L’organisation internationale désapprouve le système d’imposition français sur les revenus des brevets, à un taux réduit actuellement à 15%. Si celui-ci ne devrait pas changer, le gouvernement annoncera prochainement les mesures de durcissement du régime fiscal des brevets, ce qui inquiète les entreprises de l’Hexagone.
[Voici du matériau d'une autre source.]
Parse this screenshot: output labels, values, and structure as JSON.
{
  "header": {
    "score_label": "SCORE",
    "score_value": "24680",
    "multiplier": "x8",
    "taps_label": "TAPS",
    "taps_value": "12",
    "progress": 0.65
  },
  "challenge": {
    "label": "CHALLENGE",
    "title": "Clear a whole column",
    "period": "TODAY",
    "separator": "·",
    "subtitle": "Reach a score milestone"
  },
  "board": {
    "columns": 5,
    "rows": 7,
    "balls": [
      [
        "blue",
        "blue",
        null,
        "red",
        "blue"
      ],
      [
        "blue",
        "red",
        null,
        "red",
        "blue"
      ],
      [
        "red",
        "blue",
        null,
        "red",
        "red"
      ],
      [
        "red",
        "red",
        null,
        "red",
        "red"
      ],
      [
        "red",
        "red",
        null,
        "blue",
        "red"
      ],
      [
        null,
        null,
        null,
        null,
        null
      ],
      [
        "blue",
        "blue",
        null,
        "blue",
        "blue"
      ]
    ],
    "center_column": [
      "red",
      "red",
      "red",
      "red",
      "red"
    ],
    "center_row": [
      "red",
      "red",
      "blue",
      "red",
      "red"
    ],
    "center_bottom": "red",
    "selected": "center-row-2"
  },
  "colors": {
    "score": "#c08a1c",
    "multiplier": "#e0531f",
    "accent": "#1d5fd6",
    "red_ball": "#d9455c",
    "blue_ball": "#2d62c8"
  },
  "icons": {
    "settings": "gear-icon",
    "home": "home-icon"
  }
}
Afin d’encourager l’innovation technologique des entreprises situées sur son territoire, la France dispose depuis 1965 d’un régime de taxation réduit des produits tirés de l’exploitation des droits de propriété industrielle. Les sociétés tricolores peuvent ainsi générer un bénéfice plus important des produits issus de leurs travaux de recherche et développement, en s’acquittant d’un impôt sur les sociétés à un taux préférentiel de 15 % sur les revenus de cession ou concession de leurs licences de brevets (un taux bien inférieur aux 33 % habituels).
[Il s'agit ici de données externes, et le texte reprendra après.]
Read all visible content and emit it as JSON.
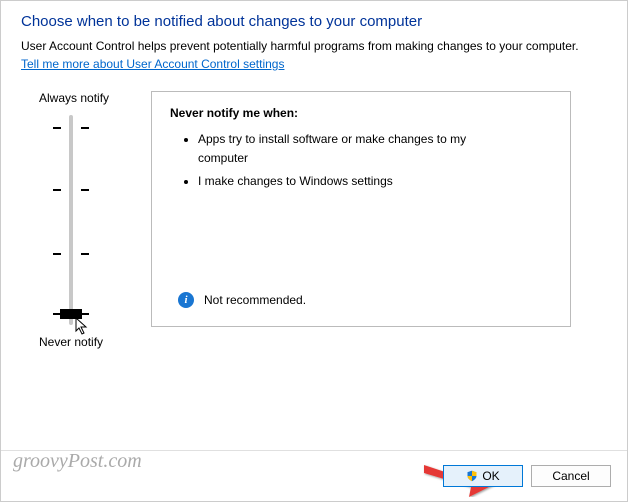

Ce régime fiscal, avantageux pour les entreprises, est désormais dans le viseur de l’Organisation de coopération et de développement économique (OCDE) et de l’Union européenne, car jugé trop facile à contourner. Le durcissement de la fiscalité encouragé par ces institutions, vise principalement à empêcher la fraude fiscale. En effet, leur but est d’éviter que les sociétés ne placent leurs activités de recherche et développement dans un paradis fiscal ou encore qu’elles fassent détenir leurs brevets dans des pays à la fiscalité avantageuse, où elles n’ont aucune activité réelle.

Après le Luxembourg, l’Irlande et les Pays-Bas où les taux d’imposition des brevets gravitent autour des 6 %, c’est donc au tour de la France de se mettre en conformité avec les règles adoptées par l’Union européenne.

Un régime préférentiel limité

Bercy prévoit de débattre avec les parlementaires de la réforme de la fiscalité des brevets en fin d’année, ce qui préoccupe les entreprises françaises depuis plusieurs mois. Le régime fiscal préférentiel sur les produits de propriété industrielle, défini par « l'article 39 terdecies » du Code général des impôts, envisage de maintenir un taux d'imposition réduit à 15 % sur les revenus des brevets, mais de le limiter uniquement aux entreprises déposant des brevets issus d’innovations intégralement développées sur le sol français. Pour ce faire, l’OCDE incite à mettre en pratique le critère du “nexus” qui implique que les avantages fiscaux doivent désormais être corrélés avec les dépenses de recherche engagées dans le pays.

Des mesures pointées du doigts par l’Afep

Quelques jours après l’annonce par Le Figaro des futurs changements apportés au régime fiscal des brevets, les entreprises françaises s’avouent déçues. Et pour cause, au printemps dernier, une quinzaine de grands groupes s’étaient rassemblés pour proposer, en contrepartie de cette limitation du champ d’application du régime fiscal, une baisse de l’imposition qui n’a pas été entendue.

L’Association française d’économie politique (AFEP), qui représente ces grands groupes français, fait remarquer que les entreprises qui innovent en interne sans déposer de brevet vont donc doubler leurs impôts, ce qui risque, à terme, de nuire à leur croissance. L’AFEP proteste contre cette mesure qui, d’après elle, ne vise qu’un objectif budgétaire, et ne se cantonne pas uniquement à lutter contre la fraude fiscale.

Si cette réduction du champ d’application du régime fiscal déplait, cette réforme apporte néanmoins une amélioration pour les entreprises. Désormais, les logiciels pourront  être retenus dans les redevances éligibles au taux réduit à 15% comme l’a annoncé le Premier ministre, Edouard Philippe, le 20 septembre 2018. Cette nouvelle réforme fiscale qui aligne la France sur ses voisins, s’inscrit dans un «plan d’action» pour la transformation numérique de l’industrie et sera insérée dans le projet de loi de finances 2019, présenté en Conseil des ministres le 24 septembre prochain.